The battle over Marsh House isn’t an isolated case. London neighbourhoods like Tottenham and Brixton, and Warrington in the north-west of England, have also recently seen protests at threats to valuable community spaces.

Before the pandemic, a 2019 investigation by the Bureau of Investigative Journalism and HuffPost UK revealed that thousands of public spaces, such as community centres, libraries and playgrounds, were already being lost to local government funding crisis.

Councils in areas such as Luton argue that they have not been allocated their fair share of funding from central government. The Joseph Rowntree Foundation has found deprived areas have suffered a disproportionately high level of cuts since 2010, widening inequality.

Earlier this year, the Local Government Association found that rising energy prices, soaring inflation and national living wage pressures are predicted to cost councils an extra £3.6bn in 2024/25.

When asked about the threats to community spaces, Jacob said: “It’s obvious it’s going to get worse – social cohesion will be eroded more and more and more, and there’ll be fewer spaces for people to gather.”

Lives being turned around – why would anyone oppose that?

MFO wrote to Luton Council in 2020, arguing that its agreement with the town hall had been to continue providing labour and maintenance in lieu of the rent.

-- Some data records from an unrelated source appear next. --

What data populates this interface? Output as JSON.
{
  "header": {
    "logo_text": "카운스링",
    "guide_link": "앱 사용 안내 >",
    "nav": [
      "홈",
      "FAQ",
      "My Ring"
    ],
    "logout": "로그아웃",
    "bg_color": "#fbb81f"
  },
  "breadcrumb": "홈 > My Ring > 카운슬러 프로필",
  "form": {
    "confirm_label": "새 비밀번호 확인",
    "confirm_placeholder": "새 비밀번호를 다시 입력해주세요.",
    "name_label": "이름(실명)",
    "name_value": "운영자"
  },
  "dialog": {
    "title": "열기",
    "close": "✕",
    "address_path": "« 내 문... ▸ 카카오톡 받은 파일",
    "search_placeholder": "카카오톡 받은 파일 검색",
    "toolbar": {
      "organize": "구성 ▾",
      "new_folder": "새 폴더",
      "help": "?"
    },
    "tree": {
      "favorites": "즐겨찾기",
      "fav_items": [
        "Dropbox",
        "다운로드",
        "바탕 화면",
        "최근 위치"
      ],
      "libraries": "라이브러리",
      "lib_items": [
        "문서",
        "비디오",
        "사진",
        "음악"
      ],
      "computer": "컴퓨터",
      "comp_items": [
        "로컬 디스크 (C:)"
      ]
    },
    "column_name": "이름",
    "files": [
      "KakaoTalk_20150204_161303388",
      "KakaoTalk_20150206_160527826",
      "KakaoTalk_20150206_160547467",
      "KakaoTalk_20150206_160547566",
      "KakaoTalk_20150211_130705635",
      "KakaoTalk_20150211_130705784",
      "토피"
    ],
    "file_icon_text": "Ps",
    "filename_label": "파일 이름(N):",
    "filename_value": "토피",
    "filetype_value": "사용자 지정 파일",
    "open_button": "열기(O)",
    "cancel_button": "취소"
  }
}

It was met with a denial that any such offer had been made.

“As the meeting [about the lease in 2017] had not been recorded, we could not prove the agreement was made,” Jenkins told openDemocracy.

MFO filed a formal complaint, and provided what it said was evidence to back up its version of events, including recordings of subsequent meetings, but was unsuccessful.

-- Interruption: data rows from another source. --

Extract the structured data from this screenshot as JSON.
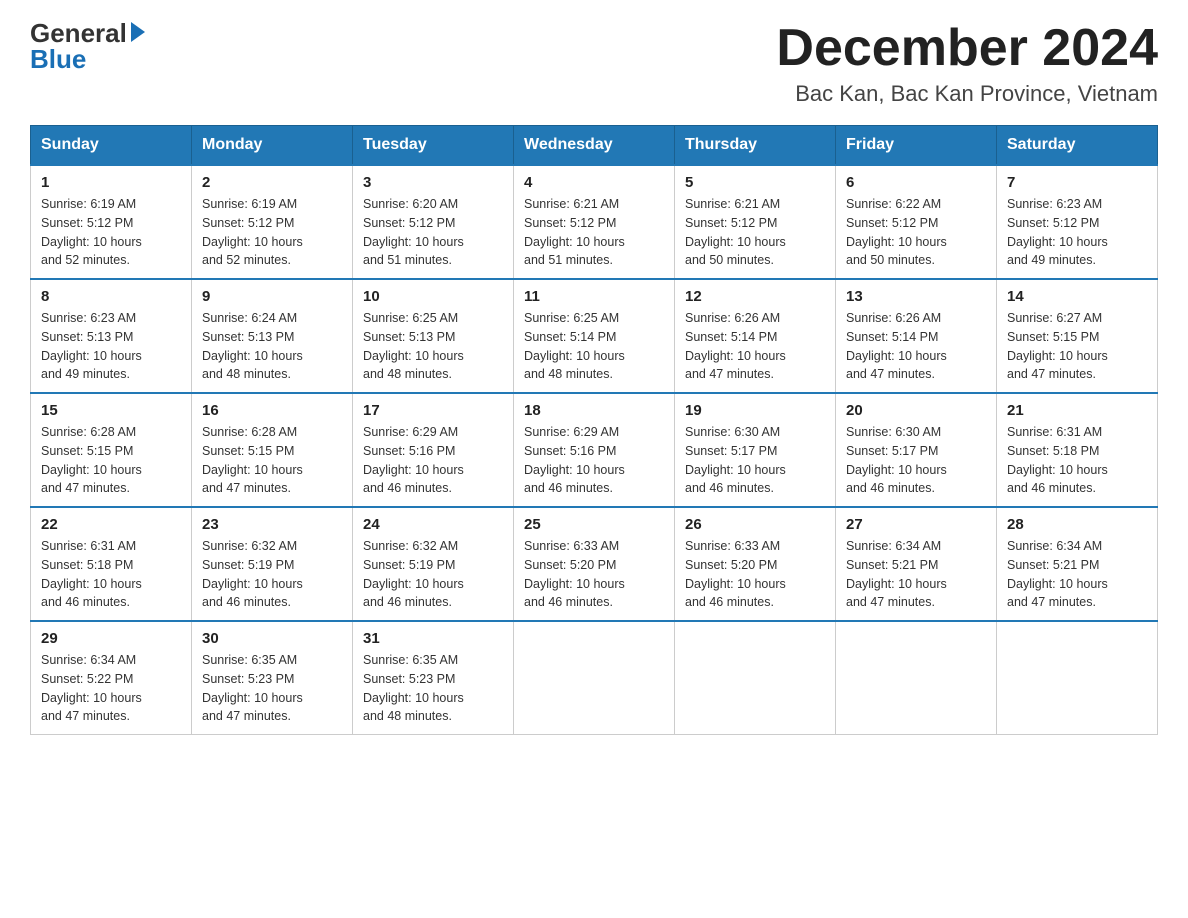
{
  "header": {
    "logo_general": "General",
    "logo_blue": "Blue",
    "title": "December 2024",
    "subtitle": "Bac Kan, Bac Kan Province, Vietnam"
  },
  "days_of_week": [
    "Sunday",
    "Monday",
    "Tuesday",
    "Wednesday",
    "Thursday",
    "Friday",
    "Saturday"
  ],
  "weeks": [
    [
      {
        "day": "1",
        "sunrise": "6:19 AM",
        "sunset": "5:12 PM",
        "daylight": "10 hours and 52 minutes."
      },
      {
        "day": "2",
        "sunrise": "6:19 AM",
        "sunset": "5:12 PM",
        "daylight": "10 hours and 52 minutes."
      },
      {
        "day": "3",
        "sunrise": "6:20 AM",
        "sunset": "5:12 PM",
        "daylight": "10 hours and 51 minutes."
      },
      {
        "day": "4",
        "sunrise": "6:21 AM",
        "sunset": "5:12 PM",
        "daylight": "10 hours and 51 minutes."
      },
      {
        "day": "5",
        "sunrise": "6:21 AM",
        "sunset": "5:12 PM",
        "daylight": "10 hours and 50 minutes."
      },
      {
        "day": "6",
        "sunrise": "6:22 AM",
        "sunset": "5:12 PM",
        "daylight": "10 hours and 50 minutes."
      },
      {
        "day": "7",
        "sunrise": "6:23 AM",
        "sunset": "5:12 PM",
        "daylight": "10 hours and 49 minutes."
      }
    ],
    [
      {
        "day": "8",
        "sunrise": "6:23 AM",
        "sunset": "5:13 PM",
        "daylight": "10 hours and 49 minutes."
      },
      {
        "day": "9",
        "sunrise": "6:24 AM",
        "sunset": "5:13 PM",
        "daylight": "10 hours and 48 minutes."
      },
      {
        "day": "10",
        "sunrise": "6:25 AM",
        "sunset": "5:13 PM",
        "daylight": "10 hours and 48 minutes."
      },
      {
        "day": "11",
        "sunrise": "6:25 AM",
        "sunset": "5:14 PM",
        "daylight": "10 hours and 48 minutes."
      },
      {
        "day": "12",
        "sunrise": "6:26 AM",
        "sunset": "5:14 PM",
        "daylight": "10 hours and 47 minutes."
      },
      {
        "day": "13",
        "sunrise": "6:26 AM",
        "sunset": "5:14 PM",
        "daylight": "10 hours and 47 minutes."
      },
      {
        "day": "14",
        "sunrise": "6:27 AM",
        "sunset": "5:15 PM",
        "daylight": "10 hours and 47 minutes."
      }
    ],
    [
      {
        "day": "15",
        "sunrise": "6:28 AM",
        "sunset": "5:15 PM",
        "daylight": "10 hours and 47 minutes."
      },
      {
        "day": "16",
        "sunrise": "6:28 AM",
        "sunset": "5:15 PM",
        "daylight": "10 hours and 47 minutes."
      },
      {
        "day": "17",
        "sunrise": "6:29 AM",
        "sunset": "5:16 PM",
        "daylight": "10 hours and 46 minutes."
      },
      {
        "day": "18",
        "sunrise": "6:29 AM",
        "sunset": "5:16 PM",
        "daylight": "10 hours and 46 minutes."
      },
      {
        "day": "19",
        "sunrise": "6:30 AM",
        "sunset": "5:17 PM",
        "daylight": "10 hours and 46 minutes."
      },
      {
        "day": "20",
        "sunrise": "6:30 AM",
        "sunset": "5:17 PM",
        "daylight": "10 hours and 46 minutes."
      },
      {
        "day": "21",
        "sunrise": "6:31 AM",
        "sunset": "5:18 PM",
        "daylight": "10 hours and 46 minutes."
      }
    ],
    [
      {
        "day": "22",
        "sunrise": "6:31 AM",
        "sunset": "5:18 PM",
        "daylight": "10 hours and 46 minutes."
      },
      {
        "day": "23",
        "sunrise": "6:32 AM",
        "sunset": "5:19 PM",
        "daylight": "10 hours and 46 minutes."
      },
      {
        "day": "24",
        "sunrise": "6:32 AM",
        "sunset": "5:19 PM",
        "daylight": "10 hours and 46 minutes."
      },
      {
        "day": "25",
        "sunrise": "6:33 AM",
        "sunset": "5:20 PM",
        "daylight": "10 hours and 46 minutes."
      },
      {
        "day": "26",
        "sunrise": "6:33 AM",
        "sunset": "5:20 PM",
        "daylight": "10 hours and 46 minutes."
      },
      {
        "day": "27",
        "sunrise": "6:34 AM",
        "sunset": "5:21 PM",
        "daylight": "10 hours and 47 minutes."
      },
      {
        "day": "28",
        "sunrise": "6:34 AM",
        "sunset": "5:21 PM",
        "daylight": "10 hours and 47 minutes."
      }
    ],
    [
      {
        "day": "29",
        "sunrise": "6:34 AM",
        "sunset": "5:22 PM",
        "daylight": "10 hours and 47 minutes."
      },
      {
        "day": "30",
        "sunrise": "6:35 AM",
        "sunset": "5:23 PM",
        "daylight": "10 hours and 47 minutes."
      },
      {
        "day": "31",
        "sunrise": "6:35 AM",
        "sunset": "5:23 PM",
        "daylight": "10 hours and 48 minutes."
      },
      null,
      null,
      null,
      null
    ]
  ],
  "labels": {
    "sunrise": "Sunrise:",
    "sunset": "Sunset:",
    "daylight": "Daylight:"
  }
}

When contacted, Luton Borough Council referred openDemocracy to a statement it published online in July, which said: “MFO are a community interest company who collect rent from their sub-tenants at Marsh House and generate income from a number of operations on site, and their last published accounts show them to be producing an operating surplus.”

In response, MFO told openDemocracy that its members don’t take any income from the project. The group said that all operating surplus was reinvested back into running the house and further developing it into a space for wider community use.

Referring to the lease MFO signed in 2017, the council added: “We can confirm that the agreement factored in the repair works to the building. Additional flexibility was also offered during COVID… We have also offered them the opportunity on more than one occasion to repay their rent arrears over a period of time and we are still open to working with them to find a solution for this phased approach to avoid them paying the full amount in one hit.

“A community asset transfer, which they are seeking, cannot be considered when an existing tenant is in rent arrears as is the case here.”

But for Jenkins, the council’s insistence MFO pay up or shift out is baffling. “This seemingly wonderful thing of bottom-up development, and people empowerment, as we call it, and lives being turned around, and buildings being transformed – why would anyone oppose that?” he said.